“Dig Infinity!” The Play

Dig Infinity! is an immersive theatrical presentation celebrating and exploring the legacy of Lord Buckley.

Dig Infinity! received its first full productions at the 2014 Planet Connections Theatre Festivity and garnered three of the fest’s top honors: Outstanding Production of an Adaptation, Outstanding Lead Actor (Oliver Trager) and Outstanding Supporting Actor (Russell Jordan).

Lord Buckley (1906-1960) was a visionary American humorist, storyteller, porto-rapper and hipster saint best known for transforming Bible stories, Shakespeare soliloquies, myth, legend and history into one-of-a-kind beat monologues combining black street argot and the King’s English into a jazzy patois and worldview that anticipated psychedelia and rap by decades. “Jonah & The Whale,” “The Hip Gahn,” “Scrooge,” “Hipsters, Flipsters & Finger-Poppin’ Daddies,” and “The Nazz” are just a few of his hallmark monologues that are the stuff of bohemian fable.

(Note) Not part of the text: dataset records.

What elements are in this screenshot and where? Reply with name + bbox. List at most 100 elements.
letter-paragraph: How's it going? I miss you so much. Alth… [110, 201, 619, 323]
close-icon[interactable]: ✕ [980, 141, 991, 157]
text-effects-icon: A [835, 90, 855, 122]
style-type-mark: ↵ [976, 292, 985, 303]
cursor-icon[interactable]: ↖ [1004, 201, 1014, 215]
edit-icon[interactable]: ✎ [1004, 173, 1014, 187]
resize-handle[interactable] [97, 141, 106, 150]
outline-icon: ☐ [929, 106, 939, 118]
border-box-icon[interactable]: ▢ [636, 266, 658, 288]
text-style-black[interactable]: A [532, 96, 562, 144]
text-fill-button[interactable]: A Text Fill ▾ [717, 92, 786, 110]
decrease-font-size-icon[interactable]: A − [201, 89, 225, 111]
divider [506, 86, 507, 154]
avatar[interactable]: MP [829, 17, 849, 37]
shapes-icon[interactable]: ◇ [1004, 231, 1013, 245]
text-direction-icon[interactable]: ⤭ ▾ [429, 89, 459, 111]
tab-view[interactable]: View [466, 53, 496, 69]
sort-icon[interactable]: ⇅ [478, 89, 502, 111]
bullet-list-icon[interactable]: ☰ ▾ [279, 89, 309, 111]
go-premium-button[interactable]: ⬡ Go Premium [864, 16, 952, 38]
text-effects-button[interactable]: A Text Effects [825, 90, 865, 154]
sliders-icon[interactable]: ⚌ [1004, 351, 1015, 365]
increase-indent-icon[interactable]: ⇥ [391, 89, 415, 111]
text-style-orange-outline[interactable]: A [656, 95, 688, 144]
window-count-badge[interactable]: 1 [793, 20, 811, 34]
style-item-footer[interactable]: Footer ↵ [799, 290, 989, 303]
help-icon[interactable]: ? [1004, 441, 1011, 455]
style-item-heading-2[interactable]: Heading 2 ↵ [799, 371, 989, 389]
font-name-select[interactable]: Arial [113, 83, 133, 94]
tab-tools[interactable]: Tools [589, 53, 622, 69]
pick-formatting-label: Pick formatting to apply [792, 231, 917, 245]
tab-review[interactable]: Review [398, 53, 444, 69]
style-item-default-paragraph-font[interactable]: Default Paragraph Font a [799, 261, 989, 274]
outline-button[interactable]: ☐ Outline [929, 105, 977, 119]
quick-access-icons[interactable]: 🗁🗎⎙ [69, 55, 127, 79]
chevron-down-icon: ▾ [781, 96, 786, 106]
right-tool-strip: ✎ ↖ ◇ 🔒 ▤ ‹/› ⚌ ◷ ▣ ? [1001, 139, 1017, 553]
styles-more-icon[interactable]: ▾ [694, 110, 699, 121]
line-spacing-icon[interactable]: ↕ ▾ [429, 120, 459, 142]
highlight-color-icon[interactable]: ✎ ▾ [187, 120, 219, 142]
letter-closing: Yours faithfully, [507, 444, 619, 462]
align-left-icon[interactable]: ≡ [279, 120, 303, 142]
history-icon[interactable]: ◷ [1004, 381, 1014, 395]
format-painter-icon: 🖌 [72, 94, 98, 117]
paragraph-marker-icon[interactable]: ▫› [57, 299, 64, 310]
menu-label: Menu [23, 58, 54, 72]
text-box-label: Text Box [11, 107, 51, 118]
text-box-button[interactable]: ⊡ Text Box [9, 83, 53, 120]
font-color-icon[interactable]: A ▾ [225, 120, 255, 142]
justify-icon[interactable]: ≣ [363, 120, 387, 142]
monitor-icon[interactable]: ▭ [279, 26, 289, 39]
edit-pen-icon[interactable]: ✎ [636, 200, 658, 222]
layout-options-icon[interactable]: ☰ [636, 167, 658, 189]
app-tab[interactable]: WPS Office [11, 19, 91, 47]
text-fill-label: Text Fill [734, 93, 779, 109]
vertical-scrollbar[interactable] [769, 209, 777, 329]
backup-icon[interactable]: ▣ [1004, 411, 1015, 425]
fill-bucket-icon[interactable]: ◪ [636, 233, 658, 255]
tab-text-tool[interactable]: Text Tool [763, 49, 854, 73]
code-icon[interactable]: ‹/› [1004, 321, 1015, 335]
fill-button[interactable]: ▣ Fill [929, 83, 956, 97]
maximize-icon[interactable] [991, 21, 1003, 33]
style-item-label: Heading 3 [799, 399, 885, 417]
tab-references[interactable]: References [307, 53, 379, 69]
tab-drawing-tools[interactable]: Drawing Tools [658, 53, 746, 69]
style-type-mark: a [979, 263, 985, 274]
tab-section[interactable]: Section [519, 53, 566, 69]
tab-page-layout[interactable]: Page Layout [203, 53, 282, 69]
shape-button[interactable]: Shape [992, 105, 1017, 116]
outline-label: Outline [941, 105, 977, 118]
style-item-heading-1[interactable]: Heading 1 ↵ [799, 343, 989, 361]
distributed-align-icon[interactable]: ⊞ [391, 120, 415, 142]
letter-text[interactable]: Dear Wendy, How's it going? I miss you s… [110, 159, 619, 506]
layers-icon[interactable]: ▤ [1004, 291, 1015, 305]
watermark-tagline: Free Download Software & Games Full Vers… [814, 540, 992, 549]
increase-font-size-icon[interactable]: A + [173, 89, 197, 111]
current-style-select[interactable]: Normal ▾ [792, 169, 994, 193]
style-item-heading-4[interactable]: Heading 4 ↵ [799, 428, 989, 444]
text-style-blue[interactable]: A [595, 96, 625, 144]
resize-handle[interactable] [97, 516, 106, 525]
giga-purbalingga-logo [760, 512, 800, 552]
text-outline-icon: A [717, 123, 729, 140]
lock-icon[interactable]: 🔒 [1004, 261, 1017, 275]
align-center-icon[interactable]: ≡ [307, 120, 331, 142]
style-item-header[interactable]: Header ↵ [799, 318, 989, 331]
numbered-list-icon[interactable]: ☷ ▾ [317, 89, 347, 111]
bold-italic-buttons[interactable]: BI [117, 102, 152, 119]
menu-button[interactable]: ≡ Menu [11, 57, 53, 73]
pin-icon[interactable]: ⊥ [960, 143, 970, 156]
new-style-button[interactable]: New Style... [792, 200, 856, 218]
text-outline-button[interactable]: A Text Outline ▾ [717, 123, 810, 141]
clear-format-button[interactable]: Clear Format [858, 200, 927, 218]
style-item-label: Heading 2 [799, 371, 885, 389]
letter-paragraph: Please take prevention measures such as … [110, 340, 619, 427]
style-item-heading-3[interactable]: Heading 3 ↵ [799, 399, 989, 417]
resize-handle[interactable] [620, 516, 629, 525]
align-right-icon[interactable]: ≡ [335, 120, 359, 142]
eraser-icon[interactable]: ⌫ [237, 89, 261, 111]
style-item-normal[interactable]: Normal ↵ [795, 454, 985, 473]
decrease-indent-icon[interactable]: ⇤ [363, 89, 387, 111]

In a surreal radio station on the midnight after his death, Lord Buckley spins out his life story to a DJ named Orpheus while demonstrating his unique stylized material. As the two talk—a dialogue interspersed with multiple flashbacks to various points in Lord Buckley’s life—the conversation shifts into a discussion about the importance of truth and art, a topic which includes a trip to Hades and a cameo by God himself as it becomes increasingly apparent that Lord Buckley is bargaining for his very soul.

Lord Buckley’s life and art remain so resonantly timely and why each new generation seems to rediscover and revere his legacy are the ways in which it confronts and comments on controversial components of contemporary American life: religion, language, art, sex, drugs, and, most saliently, race.

Yet despite being a secret subterranean hero to the likes of Bob Dylan, the Beatles, Grateful Dead, Robin Williams, Bill T. Jones, Ken Kesey, Joni Mitchell, Tom Waits, George Carlin, Whoopi Goldberg, James Taylor, Roseanne, Jimmy Buffett, Joan Baez, Julie Taymor and scores of others, Buckley’s achievement has remained tragically overlooked.